Amazon is one of the most valuable companies in the world because they are one of the best at using data to personalize customer experiences. Amazon collects all kinds of data about you on all of their sites and services; including information that helps predict what you want and need before you even realize it yourself. But Amazon also leverages another kind of data that might surprise you: zero-party data. Zero-party data is more valuable than any other kind because it helps drive better personalization faster than any other data.
To understand the beauty of what Amazon does with zero-party data, we have to take a couple steps back first.
Amazon has built an empire on personalization
As one of the most valuable companies in the world, Amazon is no stranger to personalization. They’ve been using it for years to make sure you get exactly what you want, when you need it. Most of this personalization is powered by data they have collected from observing people using their products over the years. In fact, it’s likely they have over a gigabyte of data about most of the nearly 100 million Amazon Prime members, and quite a bit about everyone else as well.

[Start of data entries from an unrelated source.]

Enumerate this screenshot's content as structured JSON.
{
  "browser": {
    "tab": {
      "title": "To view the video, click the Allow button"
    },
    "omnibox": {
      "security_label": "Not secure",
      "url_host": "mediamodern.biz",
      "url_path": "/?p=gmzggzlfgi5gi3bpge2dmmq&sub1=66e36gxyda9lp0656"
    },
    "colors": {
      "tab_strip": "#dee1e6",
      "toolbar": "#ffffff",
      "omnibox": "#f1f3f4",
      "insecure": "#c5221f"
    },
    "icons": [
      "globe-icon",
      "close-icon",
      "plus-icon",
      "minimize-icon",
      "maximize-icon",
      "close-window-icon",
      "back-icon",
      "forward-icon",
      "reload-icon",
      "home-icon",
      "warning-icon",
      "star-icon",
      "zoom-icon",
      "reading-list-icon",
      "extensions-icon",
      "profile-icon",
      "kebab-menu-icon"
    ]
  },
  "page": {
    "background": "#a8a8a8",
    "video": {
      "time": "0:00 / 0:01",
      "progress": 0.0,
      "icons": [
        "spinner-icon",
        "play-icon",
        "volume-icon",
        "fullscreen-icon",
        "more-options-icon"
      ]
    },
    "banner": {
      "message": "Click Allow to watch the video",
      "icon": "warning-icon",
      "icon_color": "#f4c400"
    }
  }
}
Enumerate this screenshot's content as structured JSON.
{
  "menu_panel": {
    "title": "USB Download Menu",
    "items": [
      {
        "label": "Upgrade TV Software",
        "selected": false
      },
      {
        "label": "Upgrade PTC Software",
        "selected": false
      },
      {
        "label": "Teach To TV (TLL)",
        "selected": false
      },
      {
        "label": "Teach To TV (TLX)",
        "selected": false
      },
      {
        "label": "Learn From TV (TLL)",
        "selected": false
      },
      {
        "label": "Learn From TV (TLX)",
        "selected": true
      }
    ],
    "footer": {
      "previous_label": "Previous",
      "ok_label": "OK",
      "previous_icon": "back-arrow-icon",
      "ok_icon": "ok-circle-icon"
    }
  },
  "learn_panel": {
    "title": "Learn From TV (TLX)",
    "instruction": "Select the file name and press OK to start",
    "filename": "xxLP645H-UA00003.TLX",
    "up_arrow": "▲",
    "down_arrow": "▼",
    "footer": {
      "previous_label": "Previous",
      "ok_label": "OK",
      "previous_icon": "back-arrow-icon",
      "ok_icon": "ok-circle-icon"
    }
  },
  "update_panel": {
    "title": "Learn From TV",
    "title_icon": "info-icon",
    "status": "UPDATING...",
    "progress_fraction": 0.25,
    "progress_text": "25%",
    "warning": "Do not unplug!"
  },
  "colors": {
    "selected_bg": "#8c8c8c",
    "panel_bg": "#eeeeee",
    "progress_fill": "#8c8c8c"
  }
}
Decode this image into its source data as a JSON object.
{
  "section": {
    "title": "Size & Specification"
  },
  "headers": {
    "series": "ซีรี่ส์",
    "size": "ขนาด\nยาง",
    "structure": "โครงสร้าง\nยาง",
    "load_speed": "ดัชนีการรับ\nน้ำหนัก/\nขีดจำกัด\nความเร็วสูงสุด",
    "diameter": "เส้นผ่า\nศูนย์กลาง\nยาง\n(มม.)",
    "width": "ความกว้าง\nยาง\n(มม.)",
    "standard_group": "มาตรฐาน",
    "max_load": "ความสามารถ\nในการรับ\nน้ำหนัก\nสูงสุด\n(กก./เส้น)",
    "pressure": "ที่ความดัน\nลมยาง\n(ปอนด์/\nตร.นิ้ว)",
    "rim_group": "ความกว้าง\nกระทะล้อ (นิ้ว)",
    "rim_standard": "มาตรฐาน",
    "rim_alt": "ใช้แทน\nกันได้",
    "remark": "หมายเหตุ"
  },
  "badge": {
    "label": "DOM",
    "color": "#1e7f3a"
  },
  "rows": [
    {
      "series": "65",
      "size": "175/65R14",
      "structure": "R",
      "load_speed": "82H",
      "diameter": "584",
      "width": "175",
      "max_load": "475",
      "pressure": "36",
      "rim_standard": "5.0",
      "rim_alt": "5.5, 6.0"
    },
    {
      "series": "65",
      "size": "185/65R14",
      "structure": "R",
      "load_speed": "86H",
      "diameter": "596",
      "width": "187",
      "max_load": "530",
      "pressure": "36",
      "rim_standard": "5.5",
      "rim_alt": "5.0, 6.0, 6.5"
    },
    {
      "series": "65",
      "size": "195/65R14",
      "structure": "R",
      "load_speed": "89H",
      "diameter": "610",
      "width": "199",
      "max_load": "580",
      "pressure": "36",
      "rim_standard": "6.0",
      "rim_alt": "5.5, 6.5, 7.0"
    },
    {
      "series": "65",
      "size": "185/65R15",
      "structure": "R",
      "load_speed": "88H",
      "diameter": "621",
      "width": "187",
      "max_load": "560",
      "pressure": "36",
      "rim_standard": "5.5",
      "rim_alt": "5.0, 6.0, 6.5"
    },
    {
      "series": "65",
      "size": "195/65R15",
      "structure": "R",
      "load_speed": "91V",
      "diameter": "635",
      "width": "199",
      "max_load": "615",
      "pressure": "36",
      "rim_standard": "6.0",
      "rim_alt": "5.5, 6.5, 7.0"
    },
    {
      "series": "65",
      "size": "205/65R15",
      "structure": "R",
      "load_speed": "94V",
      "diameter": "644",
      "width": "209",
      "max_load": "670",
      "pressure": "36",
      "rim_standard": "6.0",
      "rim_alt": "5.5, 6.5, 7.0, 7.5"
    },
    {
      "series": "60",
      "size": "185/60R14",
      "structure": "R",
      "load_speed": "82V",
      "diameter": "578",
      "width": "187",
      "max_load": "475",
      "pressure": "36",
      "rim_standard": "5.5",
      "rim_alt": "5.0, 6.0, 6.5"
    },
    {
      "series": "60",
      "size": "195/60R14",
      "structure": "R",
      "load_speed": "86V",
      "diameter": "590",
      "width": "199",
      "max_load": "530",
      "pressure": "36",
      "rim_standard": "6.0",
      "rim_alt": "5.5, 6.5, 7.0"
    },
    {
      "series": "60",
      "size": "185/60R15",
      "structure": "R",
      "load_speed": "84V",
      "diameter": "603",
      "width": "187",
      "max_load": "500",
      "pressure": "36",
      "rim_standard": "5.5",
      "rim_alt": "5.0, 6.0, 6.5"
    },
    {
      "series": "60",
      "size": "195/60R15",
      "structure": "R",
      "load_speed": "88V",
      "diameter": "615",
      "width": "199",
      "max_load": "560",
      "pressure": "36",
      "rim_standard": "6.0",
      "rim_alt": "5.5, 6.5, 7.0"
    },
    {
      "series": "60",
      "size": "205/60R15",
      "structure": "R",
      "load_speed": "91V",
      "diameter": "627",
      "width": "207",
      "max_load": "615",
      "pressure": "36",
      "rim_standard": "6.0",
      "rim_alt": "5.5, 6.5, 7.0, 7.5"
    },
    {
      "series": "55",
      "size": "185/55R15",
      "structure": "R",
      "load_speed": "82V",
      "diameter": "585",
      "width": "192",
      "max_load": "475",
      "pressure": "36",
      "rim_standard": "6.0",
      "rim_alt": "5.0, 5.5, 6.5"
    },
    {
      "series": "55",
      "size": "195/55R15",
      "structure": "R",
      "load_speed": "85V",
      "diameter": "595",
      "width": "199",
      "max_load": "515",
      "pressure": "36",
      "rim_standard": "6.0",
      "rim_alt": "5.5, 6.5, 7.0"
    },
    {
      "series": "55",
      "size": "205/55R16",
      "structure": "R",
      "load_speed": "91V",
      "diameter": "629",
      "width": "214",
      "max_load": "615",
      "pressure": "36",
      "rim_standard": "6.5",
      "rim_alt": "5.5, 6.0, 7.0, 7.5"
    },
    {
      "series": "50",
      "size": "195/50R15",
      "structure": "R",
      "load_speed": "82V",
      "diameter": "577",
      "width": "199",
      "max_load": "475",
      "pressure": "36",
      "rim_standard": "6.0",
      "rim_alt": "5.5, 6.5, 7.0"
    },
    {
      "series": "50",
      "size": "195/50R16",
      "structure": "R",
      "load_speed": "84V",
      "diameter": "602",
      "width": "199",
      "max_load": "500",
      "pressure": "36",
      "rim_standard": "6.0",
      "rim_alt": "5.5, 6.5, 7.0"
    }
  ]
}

In fact, their personalization is SO GOOD, they are now offering their recommendation engine as a service through Amazon Web Services (AWS). Their proprietary technology is so successful that other retailers are now looking to emulate them in order to stay competitive: Walmart recently launched a new product line called “Personalized Recommendations by Walmart” which uses machine learning algorithms similar to Amazon’s own; Target has partnered with IBM Watson for their own smart shopping experience; and even Facebook wants to help brands create personalized ads based on users’ interests.
In short, personalization is probably as important to Amazon’s growth as two-day delivery. Which is why I was so excited to see Amazon asking for my preferences and zero-party data the other day!
And there are lots of other examples where zero-party data is collected via things like:
- Product Reviews
- Movie and show ratings on Prime, Music, Goodreads, and Audible
- Questions and Answers
- Discussions on Twitch
- And much, much more
If Amazon is so good at using our data, why are they asking for more?
The answer to this question lies in a problem Amazon has created for itself. They have over 12 million different products in their store. With all those options, there is a lot of decision anxiety for people making purchases, especially first-time buyers. The more choices we have, the harder it can be to find the right one for us.
What is missing is context. As people, making a decision doesn’t just involve our past purchases and activities, we think about what we need now that is different. That’s what is missing when all you do is look at past behaviors to infer a recommendation. Inferred data leads to errors and risks losing trust, attention, and loyalty—the three most important things any company depends on. A well-designed recommendation system can provide better results than a pure machine learning model by leveraging other information sources (like your purchase history) as well as contextual clues such as your location.
Personalization with Observed vs Declared Data
There are two types of data: observed and declared. Declared data is when you ask someone directly for their preferences and opinions, like in an online survey or focus group. Observed data is more obtuse; it’s got nothing to do with the context of a person’s response, but rather what they actually do on your site—like how long they linger on certain pages or which products they view.
Amazon wants to know as much about your shopping habits as possible so it can use that information to provide personalized recommendations for every customer. But this requires collecting lots of data—and then analyzing it in order to find patterns that will help make those recommendations better. Amazon knows from experience that this type of personalization works best when there are enough customers using the platform over time so that those patterns begin to emerge naturally without having too many outliers skewing the results (e.g., “I only buy one thing ever because I hate everything else”).
Personalization is critical now and in the future
Personalization means tailoring content based on an individual user’s interests and preferences. Using observed data to drive personalization is more expensive and riskier because you don’t know the context of that data. Declared data is all about context because you are asking for what a person wants or needs directly.
Let’s take an example, say you do not have any information about your customers, so you decide to use observed data such as their location and purchase history to place them in segments like “city dwellers” or “country bumpkins” etc. This would be considered a weak form of personalization since it doesn’t give users options for self-expression but rather assumes that there should only be one type of person who lives in the city, who eats organic food, uses public transportation etc., which might not be true for all users! If instead users declare what kind of products they want (such as “I love eating spicy food”) then we could use this declared preference along with other existing contextual information like their location and purchase history to come up with recommendations tailored specifically towards them!
In the end, Amazon is a data company that has built its business around understanding what people want and need to buy. Their recommendations are based on data collected from their customers over time which provides them with a significant advantage over competitors who rely solely on what they think might be relevant. Now that they are adding zero-party, declared data, I expect their recommendations to get even better and that this will be reflected in their growth as a business. We shall see!